AUSTIN, Texas (CN) - The SEC froze the assets of a Texas company it accuses of running an $18 million Ponzi scheme in "supposed purchases" of oil and gas royalties.
The SEC claims in Federal Court that lead defendants Robert A. Helms and Janniece S. Kaelin promised they would invest the $18 million they, but spent "the vast majority" of it on Ponzi payments and themselves and their many defendant businesses.
"Helms and Kaelin [both of Austin] pretended to be in the oil and gas business when they were really in the business of fattening their own wallets," the SEC's Fort Worth Region director David Woodcock said in a statement.
"They lied to investors about the use of offering proceeds, spent investor funds on personal expenses, and made Ponzi payments to give investors the false impression that they were earning returns in a profitable venture."
The 16-page federal lawsuit also charges Deven Sellers of Arvada, Colo., and Roland Barrera of Costa Mesa, Calif., with illegally selling investments for Helms and Kaelin without being registered with the SEC, and with lying about their sales commissions and referral fees.

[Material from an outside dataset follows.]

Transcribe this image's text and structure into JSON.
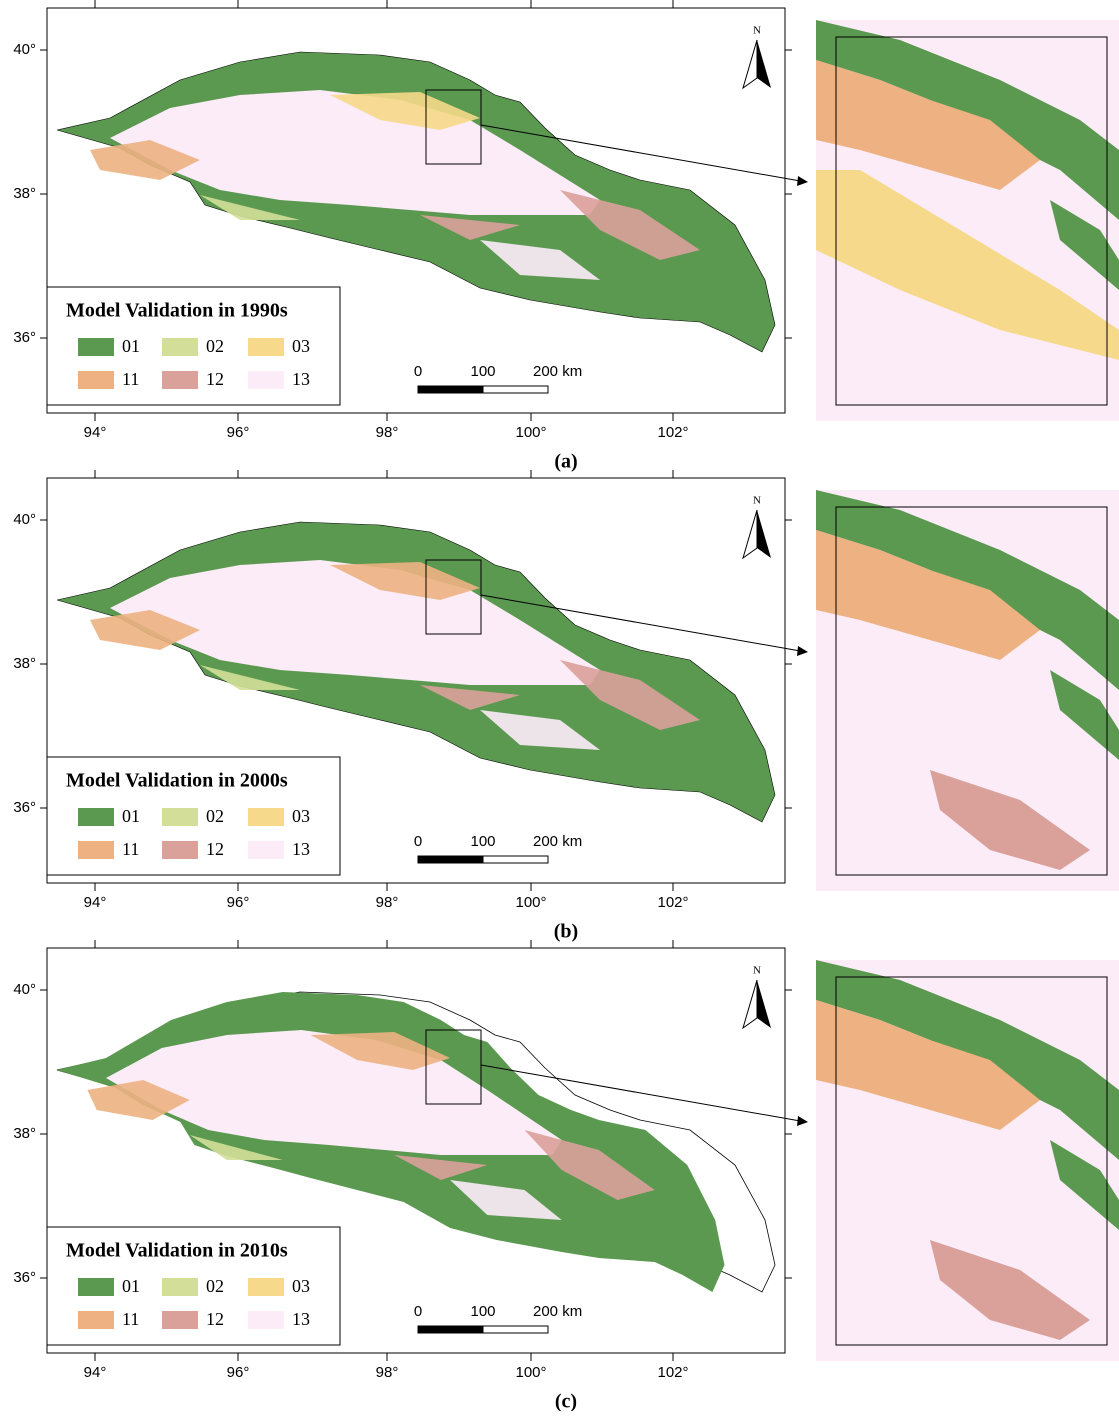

"In the course of the scheme, Helms and Kaelin misrepresented and omitted to
disclose material facts to investors," the SEC said in the lawsuit. "They grossly understated bank-loan payments made with offering proceeds. They concealed Vendetta Partners' imminent bank-loan default. And they represented that there were no material legal proceedings pending against them or Vendetta Partners when, in fact, they and Vendetta Partners were defendants in a civil case alleging they defrauded the plaintiff of $1.2 million, and were subject to other legal proceedings.
"In addition, Helms and Kaelin paid combined commissions totaling $423,500 to defendants David Sellers and Roland Barrera, who sold Vendetta Partnership securities to an investor for $3,050,000. Sellers and Barrera falsely represented to the investor that they would receive only 'small' commissions in keeping with Vendetta Partners offering documents stating that promotional expenses would not exceed $50,000when their actual commission was nearly 14% of the purchase price.
"After Vendetta Partners, Helms and Kaelin launched two more fraudulent
offerings, Vesta Royalty Partners, LP ('Vesta Partners') in 2012 and Iron Rock Royalty Partners LP ('Iron Rock Partners') in 2013. For each of these limited partnerships, they control the general partner, Vesta Royalty Management, LLC ('Vesta Management') and Iron Rock Royalty Management, LLC ('Iron Rock Management'), respectively. In the Vesta Partners offering, they have touted potential investment returns ranging from 300% to 500% to be achieved in just five to seven years. In reality, their return projections are baseless."
All those companies are named as defendants.
In addition to freezing accounts, the SEC filed a restraining order and demands protection of documents, an accounting, expedited discovery, restitution and penalties.